“You can muffle the sound of the drums, you can loosen the strings of the lyre, but who can stop the skylark from singing?”
Kahlil Gibran
Over the summer I’ve been making music round campfires, in streets and churches. In churches there’s been a lunchtime 40’s Jazz-fest (including some daring improvs) and an evening of Romantics like Brahms and Schubert, and on the street this weekend, to finish the outdoor music-making, a ceilidh on the street outside my house. In the garden meanwhile, we have watched Pobbles, our last pekin, hatch out two new chicks – both girls, both Rhode Island reds. The eggs came from John Marfleet – the man who tunes my piano (and has done all my life!) who happens also to breed fancy birds. Thank you John.
I think this quote from the Prophet makes a good link between music and chickens. The opening chapter of my ‘Chicken Coops’ book contains a section on chicken calls (Gallus gallus has, according to the experts, a greater variety of calls than any other bird). Each chapter opens with a song-quote about chickens ‘There aint nobody here’ etc. Once you start looking, it’s amazing now often chickens turn up in songs, especially of the cheekier variety.
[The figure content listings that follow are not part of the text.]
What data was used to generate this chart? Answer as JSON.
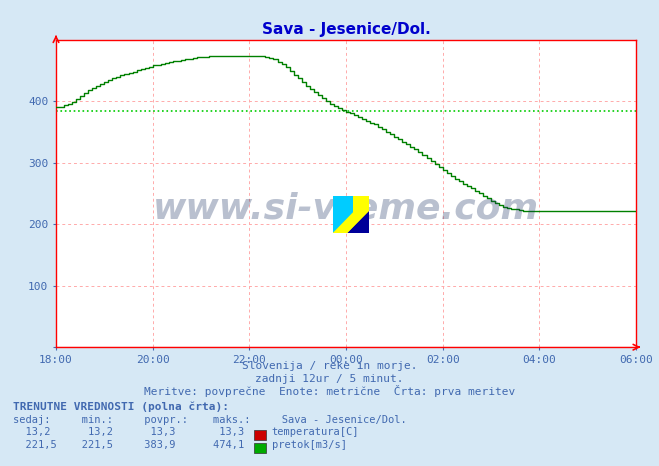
{
  "title": "Sava - Jesenice/Dol.",
  "title_color": "#0000cc",
  "bg_color": "#d6e8f5",
  "plot_bg_color": "#ffffff",
  "xlabel_texts": [
    "Slovenija / reke in morje.",
    "zadnji 12ur / 5 minut.",
    "Meritve: povprečne  Enote: metrične  Črta: prva meritev"
  ],
  "xlabel_color": "#4169b0",
  "xtick_labels": [
    "18:00",
    "20:00",
    "22:00",
    "00:00",
    "02:00",
    "04:00",
    "06:00"
  ],
  "ytick_labels": [
    "",
    "100",
    "200",
    "300",
    "400"
  ],
  "ytick_positions": [
    0,
    100,
    200,
    300,
    400
  ],
  "ylim": [
    0,
    500
  ],
  "n_points": 145,
  "axis_color": "#ff0000",
  "flow_color": "#008000",
  "flow_avg_color": "#00cc00",
  "temp_color": "#cc0000",
  "flow_avg_value": 383.9,
  "watermark": "www.si-vreme.com",
  "legend_temp": "temperatura[C]",
  "legend_flow": "pretok[m3/s]",
  "flow_data": [
    390,
    390,
    393,
    395,
    398,
    403,
    408,
    413,
    418,
    422,
    425,
    428,
    431,
    434,
    437,
    440,
    442,
    444,
    446,
    448,
    450,
    452,
    454,
    456,
    458,
    459,
    461,
    462,
    463,
    465,
    466,
    467,
    468,
    469,
    470,
    471,
    472,
    472,
    473,
    473,
    474,
    474,
    474,
    474,
    474,
    474,
    474,
    474,
    474,
    474,
    474,
    473,
    472,
    470,
    468,
    464,
    460,
    455,
    449,
    443,
    437,
    431,
    425,
    420,
    415,
    410,
    405,
    400,
    396,
    392,
    389,
    386,
    383,
    380,
    377,
    374,
    371,
    368,
    365,
    362,
    358,
    354,
    350,
    346,
    342,
    338,
    334,
    330,
    326,
    322,
    318,
    313,
    308,
    303,
    298,
    293,
    288,
    283,
    278,
    274,
    270,
    266,
    262,
    258,
    254,
    250,
    246,
    242,
    238,
    234,
    231,
    228,
    226,
    225,
    224,
    223,
    222,
    222,
    221,
    221,
    221,
    221,
    221,
    221,
    221,
    221,
    221,
    221,
    221,
    221,
    221,
    221,
    221,
    221,
    221,
    221,
    221,
    221,
    221,
    221,
    221,
    221,
    221,
    221,
    221
  ]
}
What Gibran’s quote is about, I think, is something about the way voices (including humans’) connect us with nature and with the greater cosmos. We clever humans can create all sorts of sophisticated sound-machines – from drums and lyres it is a short journey into MP3-players, i-pods, mobile phones and all. But they are still vulnerable to neglect (that un-tuned piano in the corner of the living room; that old i-pod already stashed at the back of a drawer), or worse still to repression from those who regard music as a threat. I have had the privilege of singing in environments where the drums have been muffled and the lyres unstrung in this way.
The first was just after leaving University, visiting the Czech Republic (where my father had come from in 1938) in the 1980’s when the Soviet regime was still in place. My friends working in the Prague Opera House were perfectly accustomed to delivering quality renditions of operas by Janacek or Dvorak (the political messages therein carefully edited, in keeping with Communist ideology). But away from the cities, in their country dachas where they grew their vegetables (few being available in the Prague grocery stores), they dared to create music forbidden by the authorities. Early on a Sunday morning, I followed the small crowd, walking in silence to the dilapidated village church where we sang High Mass in fulsome nineteenth-century Czech settings (I understood only the gist, because I was familiar with the service, but managed to sight-read a convincing-enough rendition of Czech). And at night I listened to the same people singing Czech folk ballads around the camp fire. It was in these second settings that I heard their stories of loss and repression – after a long, melancholy song (intricately harmonised), someone would break off and tell me how they longed to travel to America to get better training as a Chorus master, how their grandfather’s great novel had lain unpublished for fifty years, or how they had been forced to join the Party in order to qualify as a doctor. I didn’t know how to help them; I cried.
Then all of a sudden the Velvet Revolution had happened. The Pope was in Prague, overseeing a mass, mainstream conversion from Communism to Catholicism and my friends were all rushing to leave the country. Soon enough, Latin Mass was being sung in all the churches and somehow the heart-felt passion had left it. Over time the traditional folk songs were replaced by Simon and Garfunkel and Bob Dylan.
Music is all over the place in twenty-first century Britain; even if we don’t actually make it with an instrument, we still reckon that we ‘own’ it in some way by listening to it. In our overtly consumer age, the whole ‘favorite music’ thing is essential to our idea of ourselves as individuals, as creative beings. Are you into Lady Gaga or Katy Perry? With the first you identify yourself as quirky and alternative (if not downright rebellious), with the second you show you are fun-loving and unthreatening. Musically, I’d say, there’s a surprisingly small gap between the two artists, but then it’s not only music we’re talking about…
Which provides another angle on Gibran’s words: when all the production-value thing is removed – the costumes and the props and the audio-conversion paraphernalia, what do we have left? Who knows? No-one has the least idea what Lady Gaga would sound like if she had to stand up, unaccompanied, on some silly TV talent show. Most likely she’ll never suffer that humiliation. But what does it say about our culture that our music cannot exist without the huge great machine surrounding it? I think it means we have lost that authenticity, that survival-instinct that Gibran hears in bird-song. Perhaps we have lost the life-force itself.